Gasseling went on to explain some of the risks of drinking alcohol with energy drinks. “It’s not illegal, so you’ve got to have a good healthy dose of common sense. It’s not a good idea, because you’re fighting your body’s ability to protect itself. … You’re overcoming your body’s ability to shut itself down when it needs to,” he said. “It’s on [officers’] radar all the time. We ask all our students to take a [blood alcohol test] … If you’re at 0.18 and an hour later you’re at 0.20, your blood alcohol level is going up, and we’ll take you to the hospital, because you’re in danger of respiratory arrest.”

Gasseling added, “If a student can’t or won’t take the test, we’ll send them to the hospital for safety. … We’ll err on the side of safety for the students.”

The Washington State Liquor Control Board has put out an information brochure that says: “With an alcohol content of 12 percent in a 23.5-ounce can, these products contained almost five standard drinks and caffeine equal to at least three cups of coffee.” The Partnership at Drug Free. org reports that energy drinks have about three times the caffeine of cola.

According to Interim Health Education Coordinator Karen Wanjico and Intox.com, alcohol slows down normal body functioning.
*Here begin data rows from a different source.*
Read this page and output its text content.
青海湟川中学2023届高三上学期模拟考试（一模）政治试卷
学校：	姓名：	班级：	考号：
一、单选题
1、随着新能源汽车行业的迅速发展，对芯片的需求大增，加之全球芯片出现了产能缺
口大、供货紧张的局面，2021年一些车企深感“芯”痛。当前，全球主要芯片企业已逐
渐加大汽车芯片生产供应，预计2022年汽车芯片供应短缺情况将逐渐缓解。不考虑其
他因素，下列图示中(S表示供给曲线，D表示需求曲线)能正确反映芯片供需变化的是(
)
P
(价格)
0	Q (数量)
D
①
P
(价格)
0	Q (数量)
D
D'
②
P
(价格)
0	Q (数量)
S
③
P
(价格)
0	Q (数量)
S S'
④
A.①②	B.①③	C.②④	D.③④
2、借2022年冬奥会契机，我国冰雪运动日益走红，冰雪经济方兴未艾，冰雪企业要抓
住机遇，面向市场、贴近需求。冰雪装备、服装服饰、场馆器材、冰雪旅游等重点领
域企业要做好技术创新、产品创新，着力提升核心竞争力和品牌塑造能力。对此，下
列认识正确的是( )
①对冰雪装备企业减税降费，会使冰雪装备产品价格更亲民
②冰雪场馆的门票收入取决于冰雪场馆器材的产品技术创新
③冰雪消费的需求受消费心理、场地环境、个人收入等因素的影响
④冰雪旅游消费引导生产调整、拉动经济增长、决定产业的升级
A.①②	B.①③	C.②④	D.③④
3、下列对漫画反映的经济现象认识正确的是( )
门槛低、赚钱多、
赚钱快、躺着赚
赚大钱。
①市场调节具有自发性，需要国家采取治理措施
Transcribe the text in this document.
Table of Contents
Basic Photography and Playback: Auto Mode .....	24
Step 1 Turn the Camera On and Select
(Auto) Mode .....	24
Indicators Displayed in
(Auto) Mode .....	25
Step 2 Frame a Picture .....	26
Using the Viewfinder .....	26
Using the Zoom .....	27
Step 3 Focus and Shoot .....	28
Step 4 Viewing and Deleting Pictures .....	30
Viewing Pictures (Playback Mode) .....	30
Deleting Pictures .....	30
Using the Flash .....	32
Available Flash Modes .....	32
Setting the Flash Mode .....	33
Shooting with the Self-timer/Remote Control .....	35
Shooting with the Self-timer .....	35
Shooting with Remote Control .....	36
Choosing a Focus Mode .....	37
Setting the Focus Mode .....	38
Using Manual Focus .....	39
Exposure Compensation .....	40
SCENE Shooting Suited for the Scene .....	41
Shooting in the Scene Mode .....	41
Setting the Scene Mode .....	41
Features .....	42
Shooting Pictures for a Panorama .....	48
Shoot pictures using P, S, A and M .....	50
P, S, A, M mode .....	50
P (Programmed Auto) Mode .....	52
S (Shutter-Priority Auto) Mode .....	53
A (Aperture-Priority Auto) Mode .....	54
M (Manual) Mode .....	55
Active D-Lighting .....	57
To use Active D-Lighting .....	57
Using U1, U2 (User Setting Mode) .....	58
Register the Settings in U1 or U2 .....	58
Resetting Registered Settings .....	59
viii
With alcohol poisoning, a person is not getting enough oxygen and cannot regulate body temperature. The person is at risk for choking because dulled nerves can lead to suppression of the normal gag reflex that would save a vomiting person from choking.

Alcohol poisoning can cause permanent brain damage, coma and death. Diabetics can go into diabetic shock. These effects can sneak up on someone who is mixing alcohol with energy drinks because the person will not feel the dulling effects of the alcohol.

The National College Health Assessment conducts a survey on student drinking every two years on campuses across the U.S. According to Interim Health Education Coordinator Karen Wanjico, its latest survey at Eastern was done spring 2012 on a group of more than 1,300 students.

  • 88 percent didn’t do something that injured themselves while drinking
  • 81 percent did not have unprotected sex
  • 76 percent did not forget where they had been or what they had done
  • 72 percent in the past 12 months, did not do something while drinking that they later regretted
  • 72 percent have not driven after drinking
  • 61 percent have had alcohol in the last 30 days
  • 44 percent have four or fewer drinks when they party (about half reported five or fewer drinks)

“Those are good numbers,” said Wanjico. “Eastern students generally practice good behavior. We just want to build the spacing and pacing part.”